The most common way to save energy during summer months is to lower your
cooling costs indoors.
If you spend a lot of time outdoors, you can save energy and money by reducing your air-conditioning use inside. Setting the thermostat just a few degrees higher can make quite a difference.
There are many other ways to save energy outdoors.
If you have security lighting, there is a good chance you can save a little energy. Some security lights can be 500 to 1,000 watts. That’s the equivalent of 40 to 80 indoor LED bulbs!
Timers, motion sensors and light sensors can reduce your bulb energy use. Plus, when you use your lights less often, your neighbors may appreciate a little less light pollution.
Switching to LEDs is a great strategy. Solar lights are also a good way to light walkways, a water feature or your deck without having to use power.
Pumps and Maintenance
Many of us have one or more pumps that service our yard or are on our property. Pumps can supply water for a swimming pool, lawn and garden, or a septic system or well.
It’s easy to let maintenance slip, which decreases the pump’s efficiency and shortens its life.
Maintaining pumps involves cleaning the filters or checking oil and belts.

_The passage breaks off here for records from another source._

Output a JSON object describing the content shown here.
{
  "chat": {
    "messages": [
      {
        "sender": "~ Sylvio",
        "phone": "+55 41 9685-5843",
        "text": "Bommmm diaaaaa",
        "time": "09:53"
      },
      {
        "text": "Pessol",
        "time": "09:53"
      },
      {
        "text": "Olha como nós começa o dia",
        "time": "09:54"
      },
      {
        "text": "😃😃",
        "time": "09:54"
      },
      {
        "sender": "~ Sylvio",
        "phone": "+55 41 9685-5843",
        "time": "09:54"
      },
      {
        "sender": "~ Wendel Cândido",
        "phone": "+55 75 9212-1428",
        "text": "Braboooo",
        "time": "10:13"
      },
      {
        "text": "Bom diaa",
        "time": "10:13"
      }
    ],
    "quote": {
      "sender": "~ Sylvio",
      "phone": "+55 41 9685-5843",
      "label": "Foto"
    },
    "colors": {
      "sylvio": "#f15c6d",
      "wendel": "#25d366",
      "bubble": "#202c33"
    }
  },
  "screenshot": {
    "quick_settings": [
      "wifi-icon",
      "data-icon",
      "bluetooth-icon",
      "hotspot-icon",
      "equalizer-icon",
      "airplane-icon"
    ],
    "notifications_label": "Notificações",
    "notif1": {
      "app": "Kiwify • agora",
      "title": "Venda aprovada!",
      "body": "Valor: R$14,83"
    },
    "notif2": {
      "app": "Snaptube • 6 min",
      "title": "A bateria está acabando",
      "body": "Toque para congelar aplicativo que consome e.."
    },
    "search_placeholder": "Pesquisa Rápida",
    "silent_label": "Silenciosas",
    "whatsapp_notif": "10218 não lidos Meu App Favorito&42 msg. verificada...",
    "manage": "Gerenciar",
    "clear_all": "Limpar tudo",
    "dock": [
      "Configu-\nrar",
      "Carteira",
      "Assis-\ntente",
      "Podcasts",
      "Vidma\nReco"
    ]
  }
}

If you have multiple pumps and need to hire a professional for assistance, try to do all the maintenance at once to reduce the cost.
You may also want to consider replacing older pumps with energy-efficient Energy Star-rated options.
While you’re at it, check for leaks in the water lines, which make your pumps work harder and longer.
Using your oven can raise your kitchen’s temperature as much as 10 degrees, increasing the need to run your air conditioner. Grilling outdoors is a great way to save energy.
If you like to barbecue or grill most of your meals, you may want to consider the fuel you use. If natural gas is available, it’s usually less expensive than propane. Natural gas is also convenient because you don’t have to refill tanks like you do with propane. On the downside, if you don’t already have gas lines running to your patio or deck, the cost of installing them can be prohibitive.
Charcoal briquettes or wood take more preparation and can be fussy to work with. Charcoal grills emit three times as much carbon as gas grills.
Whichever fuel type you choose, you can save energy by barbecuing—keeping the lid closed during cooking—rather than grilling—cooking with the lid off at higher heat.
We hope these ideas help you enjoy your outdoor space this summer and save energy!